VALERIE ONG'S PICKS:
- Domaine de la Romanée-Conti, La Tache Grand Cru, 2002 - Burgundy, France
A little forward with a personality-driven bouquet. Predominantly red berries interlaced with warm bricks and undergrowth. The palate is beautifully balanced with exquisite tannin and perfect acidity. This complex and utterly harmonious La Tâche is the epitome of elegance.
- Chateau Pétrus, Pomerol, 2003 - Bordeaux, France
An early September harvest in this hot year produced a vintage that has reached full maturity. It offers notes of roasted coffee, melted chocolate, figs and black cherry jam. There are some rustic tannins in the finish, but this expansive, rich Petrus displays far more intensity and complexity than most expected given the difficulties in Pomerol in 2003.
- Domaine Leroy Auxey-Duresses Rouge, 2013 - Burgundy, France
Stonefruits, pineapple, lemon, minerals and flint with a touch of oak (vanila). Perfectly balanced. Easy on the nose; an elegant Chardonnay with complex aromas and a full body.
- Domaine Ponsot, Griotte Chambertin, 2002 - Burgundy, France
A dark ruby with almost purple tones. Fat and rich in flavour, this full-bodied, succulent wine is perfumed with black fruits, chocolate and coffee. On the palate, one gets strawberries and cherries, medium to high acidity, low to medium tannins, low alcohol and a long finish. Incredibly well-balanced.
- Paul Jaboulet Ainé, Hermitage 'La Chapelle,' 1997 - Rhône Valley, France
An intense bouquet that exhibits ripe blackberry and cherry in addition to spicy, mineral characteristics. There is considerable weight and volume, but the wine is tight. This is an outstanding Hermitage La Chapelle that will have at least three decades of positive evolution. Open and decant it 12 to 24 hours in advance – the improvement will be dramatic.
- Domaine Prieure Roch, Nuits-St-Georges 1er Cru 'Le Clos des Corvees', 2007 - Burgundy, France
Astonishing nose of cassis and juicy red fruits. Has a velvety, round and juicy mouthfeel with young tannins and brilliant minerality. Great structure and highly aromatic.

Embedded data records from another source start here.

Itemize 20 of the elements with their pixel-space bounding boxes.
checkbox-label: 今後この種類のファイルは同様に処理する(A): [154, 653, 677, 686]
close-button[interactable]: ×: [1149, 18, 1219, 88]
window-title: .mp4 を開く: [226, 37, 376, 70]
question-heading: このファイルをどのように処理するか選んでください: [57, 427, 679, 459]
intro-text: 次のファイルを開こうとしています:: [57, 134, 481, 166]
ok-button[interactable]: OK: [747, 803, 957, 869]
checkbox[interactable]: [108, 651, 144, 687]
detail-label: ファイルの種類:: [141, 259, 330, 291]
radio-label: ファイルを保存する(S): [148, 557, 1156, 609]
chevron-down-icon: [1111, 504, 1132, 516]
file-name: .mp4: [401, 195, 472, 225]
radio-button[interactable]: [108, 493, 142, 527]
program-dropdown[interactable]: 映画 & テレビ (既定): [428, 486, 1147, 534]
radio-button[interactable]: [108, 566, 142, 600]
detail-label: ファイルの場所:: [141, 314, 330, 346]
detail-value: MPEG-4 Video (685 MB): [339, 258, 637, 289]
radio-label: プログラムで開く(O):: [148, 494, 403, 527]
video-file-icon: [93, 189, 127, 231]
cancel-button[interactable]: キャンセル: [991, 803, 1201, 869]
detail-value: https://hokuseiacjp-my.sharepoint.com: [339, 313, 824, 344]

- Bouchard Pere et Fils, Montrachet Grand Cru, 2002 - Burgundy, France
Comes across as mature on the nose, but proves fresh on the palate. Citrus, peach and honey flavors dominate this very elegant wine that evolves better with a bit of air. Expect a very long and expansive finish.
- Domaine Armand Rousseau, Clos de La Roche Grand Cru, 2010 - Burgundy, France
The 2010 Clos de la Roche is all about power, structure and length – qualities it has in spades. There is depth and serious extract to the fruit, with equally big tannins to provide support. Layers of intense fruit intermingle with persistent saline notes. The vibrant wine has a finely chiseled finish.

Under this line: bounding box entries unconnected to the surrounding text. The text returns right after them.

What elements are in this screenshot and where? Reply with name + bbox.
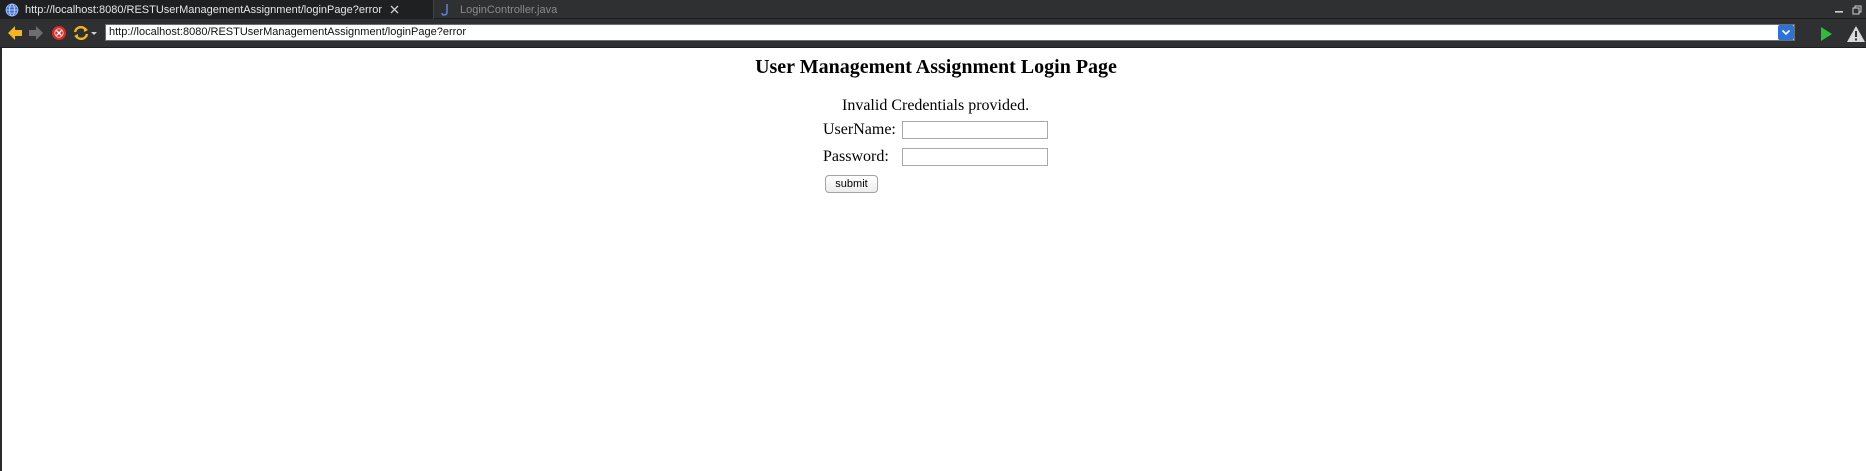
forward-arrow-icon[interactable] <box>27 24 45 42</box>
password-label: Password: <box>823 148 889 165</box>
go-play-icon[interactable] <box>1817 25 1835 43</box>
url-input[interactable] <box>106 25 1774 40</box>
window-controls <box>1834 2 1862 15</box>
username-field[interactable] <box>902 121 1048 139</box>
restore-icon[interactable] <box>1852 2 1862 15</box>
page-title: User Management Assignment Login Page <box>755 56 1117 78</box>
username-label: UserName: <box>823 121 896 138</box>
error-message: Invalid Credentials provided. <box>842 97 1030 114</box>
java-file-icon <box>440 3 452 17</box>
minimize-icon[interactable] <box>1834 2 1844 13</box>
stop-icon[interactable] <box>50 24 68 42</box>
warning-icon[interactable] <box>1846 25 1866 43</box>
tab-label: LoginController.java <box>460 3 558 16</box>
refresh-icon[interactable] <box>72 24 90 42</box>
editor-tab-bar: http://localhost:8080/RESTUserManagement… <box>0 0 1866 19</box>
password-field[interactable] <box>902 148 1048 166</box>
url-history-dropdown[interactable] <box>1778 25 1794 40</box>
address-bar <box>105 24 1795 41</box>
close-icon[interactable] <box>389 4 400 15</box>
back-arrow-icon[interactable] <box>6 24 24 42</box>
submit-button[interactable]: submit <box>825 175 878 193</box>
tab-browser-login-page[interactable]: http://localhost:8080/RESTUserManagement… <box>0 0 434 19</box>
globe-icon <box>5 3 19 17</box>
tab-label: http://localhost:8080/RESTUserManagement… <box>25 3 383 16</box>
refresh-dropdown-icon[interactable] <box>90 24 98 42</box>
browser-toolbar <box>0 19 1866 48</box>
tab-login-controller-java[interactable]: LoginController.java <box>436 0 586 19</box>
page-content: User Management Assignment Login Page In… <box>2 48 1866 471</box>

- Domaine Armand Rousseau, Clos Saint-Jacques, Gevrey Chambertin, 2011 - Burgundy, France
Rousseau’s Chambertin 2011 is feral with a strong estuarine influence; think mudflats, kelp and sea salt. The palate is medium-bodied with crisp, slightly chalky tannins and fine precision. Grippy in the mouth and more masculine with a precise, mineral finish.
- Domaine Prieure Roch, Chambertin Clos de Bèze Grand Cru, 2002 - Burgundy, France
A wine of outstanding quality that progresses from primary to secondary and tertiary clusters. You may pick up pronounced ripe red fruit (red cherry, strawberry), dark fruit (bramble, plum, black cherry), dried fruit (prune), spice (liquorice), oak (smoke, clove, cinnamon) and notes from aging (forest floor, meat, game, wet leaves, mushrooms).